Od kilku dni wiadomo było, że nadchodzący weekend będzie można zaliczyć do tych mega, super, hiper i co tam jeszcze ślina na język przyniesie.
Wczorajszy dzień to pierwsze w pełni udane wiosenne termiczne latanie ze stabilnymi kominami po 2, 3,a niekiedy nawet 4 metry. Do tego piękne słońce, wiaterek idealny do alpejki i kolejne godziny w dzienniku pilota.
Pierwszy start krótko po czternastej i dobre pół godziny wykręcania przechodzących kominów. Buran spisywał się jak zawsze wyśmienicie i pozwalał na wznoszenie bez żadnych kłopotów.

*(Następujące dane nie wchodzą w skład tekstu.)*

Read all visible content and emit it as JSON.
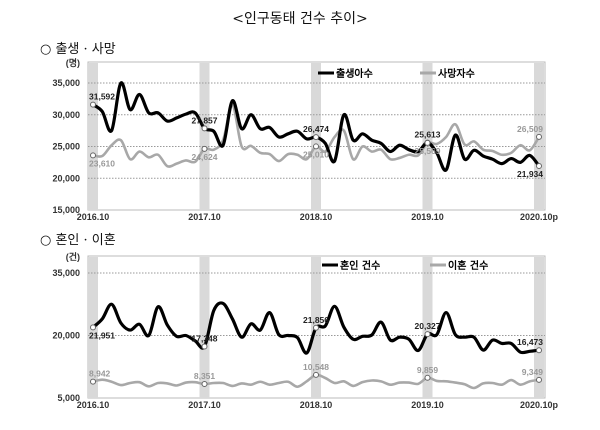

Po prostu nie przeszkadza i gdy tylko trafi na kogoś, kto nie obawia się nieco termicznych warunków swoją nośnością i bezpieczeństwem pozwala na całkiem fajną zabawę z powietrzem pracującym aż miło. Takie przyjemne wiosenne warunki, gdy słońce świeci coraz mocniej, temperatura nie jest już arktyczna i czuć w kościach wyraźny odwrót zimy.
Lądowanie po godzince zabawy nad łąką bez żadnych problemów i właściwie po chwili, nawet bez wypinania się kolejny start. Trochę kręcenia nad łąką w oczekiwaniu na znajomego z którym tego dnia mieliśmy razem gdzieś dalej śmignąć.
Ostatecznie na wycieczkę poleciałem sam w kierunku Chełmży. Z wiatrem doleciałem "ino myk", trochę pohałasowałem nad miastem i na speedzie wróciłem nad łąkę. Pod wiatr nie było tak kolorowo, ale od czego ma się bele pod nogami ? Choć się wlokłem to jednak speed pozwolił lecieć, a nie balonować jak zapewne byłoby, gdybym owego cudownego wynalazku nie posiadał.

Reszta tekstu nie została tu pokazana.